Author(s): Fred Schwed Jr.
Rating: $$$
Comment: A humorous (very funny) account of Wall Street and its deeds
Author’s Bio (from the book’s jacket or elsewhere):
Fred Schwed Jr. was a professional trader who got out of the market after losing a bundle in the 1929 stock market crash. Years later, he published a bestselling children’s book entitled “Wacky, the Small Boy”, and then went on to write “Where are the Customer’s Yachts?”
Review:
Ever wondered what misfortune makes out of a man – a wonderful writer with an exceptionally great sense of humor – atleast in the case of Fred Schwed Jr., the author of this book. As the title of the book suggests, “Where are the Customer’s Yachts?” is a satirical take on Wall Street and its inhabitants for amassing fortunes at the cost of not so fortunate customers. Though the book is not period or event(s) specific (one reason why it still holds water and helps the reader identify with the existing times), it primarily relates to 1920s and 30s as the first edition of the book went into publication in 1940 and the author got associated with Wall Street in early 1920s
Do not look for any great insights or wisdom here, a good hearty is laugh is all that you will get. I am not suggesting that there are no lessons to be learnt, but the scope of the message is limited to a mere caveat emptor for ordinary investors. Nonetheless, there are few observations so profound that it makes me wonder why Nobel laureate economists (of the “efficient market” school) never get it. Consider this:
“Let us consider what would happen if on some miraculous dawn the entire investing public woke up to find itself “completely informed.” That would certainly be the end of an orderly market, for a panic, either bull or bear, would ensue.
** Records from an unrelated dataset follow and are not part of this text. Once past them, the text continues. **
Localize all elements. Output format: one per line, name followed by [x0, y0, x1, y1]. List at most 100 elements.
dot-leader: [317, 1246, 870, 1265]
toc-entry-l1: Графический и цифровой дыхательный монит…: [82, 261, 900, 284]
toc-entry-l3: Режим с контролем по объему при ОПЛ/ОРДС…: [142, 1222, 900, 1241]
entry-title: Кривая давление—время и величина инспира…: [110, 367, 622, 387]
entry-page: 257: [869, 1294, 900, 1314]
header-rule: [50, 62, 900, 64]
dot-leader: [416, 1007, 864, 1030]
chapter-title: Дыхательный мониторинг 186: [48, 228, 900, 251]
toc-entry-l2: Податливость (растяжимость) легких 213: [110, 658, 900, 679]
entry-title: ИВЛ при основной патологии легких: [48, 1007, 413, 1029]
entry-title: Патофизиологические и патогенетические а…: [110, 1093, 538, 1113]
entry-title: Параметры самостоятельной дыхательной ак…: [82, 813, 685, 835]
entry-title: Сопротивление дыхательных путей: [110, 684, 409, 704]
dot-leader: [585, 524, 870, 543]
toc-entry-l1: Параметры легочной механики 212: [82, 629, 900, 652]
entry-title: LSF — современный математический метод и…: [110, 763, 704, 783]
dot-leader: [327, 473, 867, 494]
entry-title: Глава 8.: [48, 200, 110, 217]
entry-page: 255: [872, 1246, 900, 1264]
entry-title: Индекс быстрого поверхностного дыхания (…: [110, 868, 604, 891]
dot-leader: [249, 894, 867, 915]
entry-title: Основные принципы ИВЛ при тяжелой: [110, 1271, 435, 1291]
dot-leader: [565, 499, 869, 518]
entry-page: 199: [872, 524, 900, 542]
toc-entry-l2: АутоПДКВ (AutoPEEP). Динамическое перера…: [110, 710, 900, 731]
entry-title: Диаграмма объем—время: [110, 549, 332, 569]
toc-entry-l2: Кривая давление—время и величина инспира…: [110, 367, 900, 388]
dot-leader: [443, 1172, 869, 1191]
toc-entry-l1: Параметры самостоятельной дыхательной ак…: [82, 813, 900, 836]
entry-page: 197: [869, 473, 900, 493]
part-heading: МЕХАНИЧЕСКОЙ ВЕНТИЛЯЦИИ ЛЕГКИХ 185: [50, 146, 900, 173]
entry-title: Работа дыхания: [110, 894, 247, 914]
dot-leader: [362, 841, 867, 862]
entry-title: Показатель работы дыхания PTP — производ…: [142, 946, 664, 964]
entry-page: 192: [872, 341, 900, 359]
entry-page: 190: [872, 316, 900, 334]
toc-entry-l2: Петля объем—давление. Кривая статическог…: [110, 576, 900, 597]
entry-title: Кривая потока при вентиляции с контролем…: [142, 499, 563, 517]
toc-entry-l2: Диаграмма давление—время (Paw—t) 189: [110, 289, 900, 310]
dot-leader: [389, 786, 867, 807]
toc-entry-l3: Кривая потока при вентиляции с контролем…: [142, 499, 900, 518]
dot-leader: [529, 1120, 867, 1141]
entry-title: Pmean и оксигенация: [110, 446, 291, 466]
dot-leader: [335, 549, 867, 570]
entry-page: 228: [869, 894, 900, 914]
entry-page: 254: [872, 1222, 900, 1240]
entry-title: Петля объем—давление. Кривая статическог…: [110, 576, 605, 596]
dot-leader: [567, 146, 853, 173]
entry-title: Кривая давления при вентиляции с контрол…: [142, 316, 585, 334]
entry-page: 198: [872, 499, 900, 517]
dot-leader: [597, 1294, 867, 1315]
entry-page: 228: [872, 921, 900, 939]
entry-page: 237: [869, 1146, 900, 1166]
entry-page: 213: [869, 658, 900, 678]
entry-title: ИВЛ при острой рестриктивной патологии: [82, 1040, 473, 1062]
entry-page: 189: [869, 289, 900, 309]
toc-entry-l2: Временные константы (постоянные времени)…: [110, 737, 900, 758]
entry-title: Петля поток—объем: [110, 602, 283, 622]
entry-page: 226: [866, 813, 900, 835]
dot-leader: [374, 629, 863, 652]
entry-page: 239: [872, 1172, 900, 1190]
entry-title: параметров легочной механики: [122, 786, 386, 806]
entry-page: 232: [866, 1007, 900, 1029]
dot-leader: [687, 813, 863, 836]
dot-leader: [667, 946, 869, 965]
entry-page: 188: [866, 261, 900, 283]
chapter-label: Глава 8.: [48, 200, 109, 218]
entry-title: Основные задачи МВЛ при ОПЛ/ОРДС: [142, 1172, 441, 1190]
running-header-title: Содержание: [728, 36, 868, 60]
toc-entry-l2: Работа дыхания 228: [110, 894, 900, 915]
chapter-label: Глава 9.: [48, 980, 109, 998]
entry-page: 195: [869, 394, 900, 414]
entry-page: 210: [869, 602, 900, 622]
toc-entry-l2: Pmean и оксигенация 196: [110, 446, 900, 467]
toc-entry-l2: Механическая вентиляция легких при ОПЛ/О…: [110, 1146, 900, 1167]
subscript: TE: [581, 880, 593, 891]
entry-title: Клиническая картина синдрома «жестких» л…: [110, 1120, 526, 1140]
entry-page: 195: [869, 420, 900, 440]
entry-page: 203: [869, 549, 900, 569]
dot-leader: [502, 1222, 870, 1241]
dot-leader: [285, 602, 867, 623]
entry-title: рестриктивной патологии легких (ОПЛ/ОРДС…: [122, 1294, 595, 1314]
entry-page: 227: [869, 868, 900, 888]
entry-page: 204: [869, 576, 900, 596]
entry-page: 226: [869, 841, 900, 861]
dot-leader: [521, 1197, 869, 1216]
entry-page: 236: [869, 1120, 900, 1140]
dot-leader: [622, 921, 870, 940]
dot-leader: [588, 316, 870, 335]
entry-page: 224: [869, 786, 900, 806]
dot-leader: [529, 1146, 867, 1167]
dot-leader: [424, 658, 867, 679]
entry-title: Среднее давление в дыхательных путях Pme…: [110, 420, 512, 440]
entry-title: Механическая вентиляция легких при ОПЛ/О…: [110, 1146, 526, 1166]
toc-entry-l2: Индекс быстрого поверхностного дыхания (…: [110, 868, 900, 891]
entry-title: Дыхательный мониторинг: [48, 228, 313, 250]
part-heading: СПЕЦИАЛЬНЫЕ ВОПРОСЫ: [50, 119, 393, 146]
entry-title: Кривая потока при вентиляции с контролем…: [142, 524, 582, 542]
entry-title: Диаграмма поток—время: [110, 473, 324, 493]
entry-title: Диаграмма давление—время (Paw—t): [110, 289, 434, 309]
Everybody would know whether to buy or sell, and whichever it was, everybody would try to do the same thing at once. And there would be no one to complete the other side of the trade! Orderly markets, like horse races, exist on difference of opinion.”
What makes the book a darling is its funny quotient. To give an illustration of the author’s prowess in humor, consider the following paragraphs from the chapter “Puts, Calls, Straddles, and Gabble”
“When the option trader is not engaged in the gabble-gabble of trading on the telephones, he is out getting customers. This means pointing out to possible buyers of options that they are splendid things to buy and pointing out to possible sellers that they are a splendid thing to sell. I have even heard them, when they are excited (and excitement is the normal state of mind of an option broker even when he his home eating his supper) present both viewpoints in the same session. They believe implicitly in this paradox, which is the backbone of their business. Thus the buyer does well, the seller does well, and it is not necessary to stress the point that the broker does well enough.”
“Many examples can be cited showing all three of them emerging from their adventures with a profit. One wonders why the problem of unemployment cannot be solved by having the unemployed buy and sell each other options, instead of mooning around on those park benches.”
There are other very interesting anecdotes and jokes in the book and will delight the reader every now and then. Infact the popular “coin flipping” argument that Buffett presented was borrowed from this book only (I am not suggesting that the author is the original conceiver of the idea)
What a pity, the book remains largely popular with the investment professionals, not investors.